厚生労働省の発表によると、2012年度の男性の育児休業取得率はたったの1.89%。前年と比べて0.74ポイント低下しており、男性の育児休業取得はまだ定着していないのが現状です。そんな背景もあってか、「職場復帰に不安を感じる」「出世に影響しそうだから」「同僚に迷惑がかかりそう」といった、職場での立場や人間関係を不安視している学生が多いと考えられます。
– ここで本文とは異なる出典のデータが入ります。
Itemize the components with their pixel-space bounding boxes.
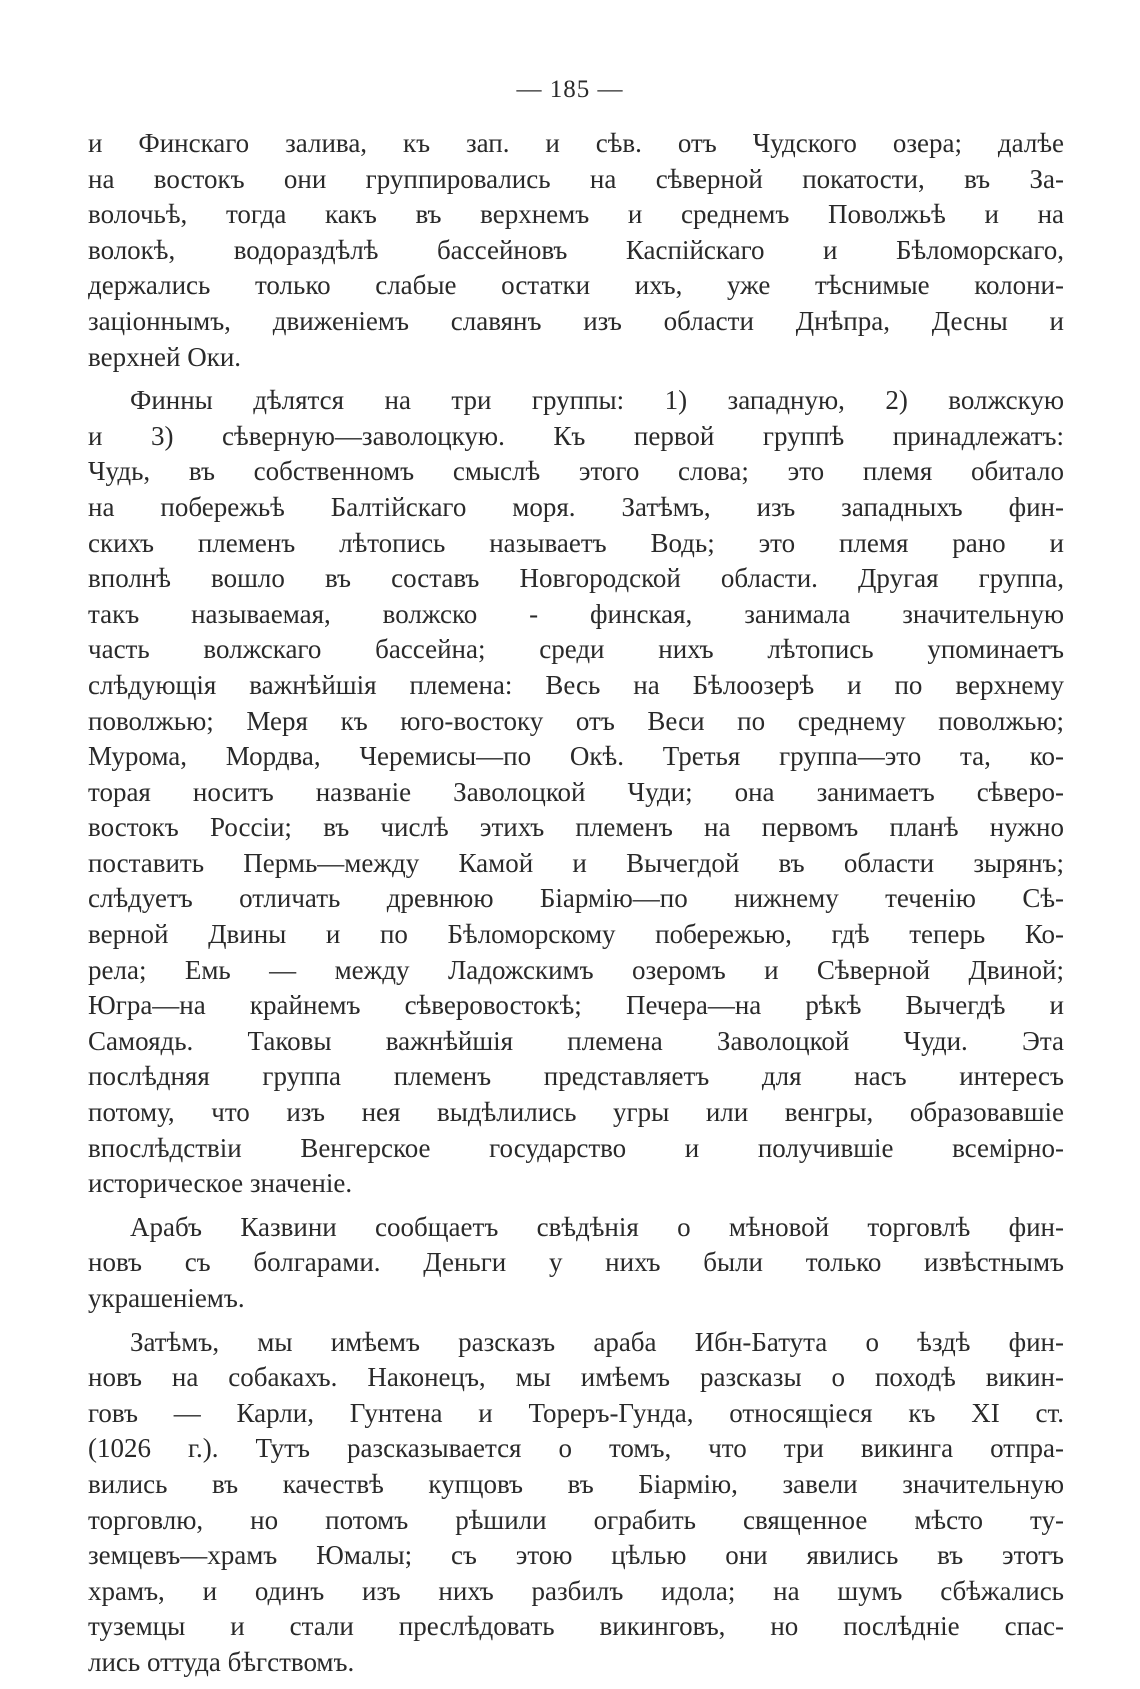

最近女性の間でも、妊娠や出産にあたって職場で嫌がらせやいじめを受ける「マタハラ(マタニティ・ハラスメント)問題」が話題になっています。育児に積極的な男性が増えるのは少子化が進む日本にとってもうれしいことですが、男女問わず、働きながらの出産・育児にはまだまだ解決すべき課題が多いというのが実情のようです。

文●うすこ
2015年卒マイナビ大学生のライフスタイル調査
■調査期間:2013年12月13日(金)~2014年1月13日(月)
■調査方法:12月13日時点のマイナビ2015全会員にハイブリッドDM(WEB DM)で配信。その後、数回に分けて新規登録会員にハイブリッドDM(WEB DM)を配信。
■有効回答数:5,663名[内訳:文系男子 977名 理系男子 1,031名 文系女子 2,540名 理系女子 1,115名]※当調査は法政大学キャリアデザイン学部との共同調査。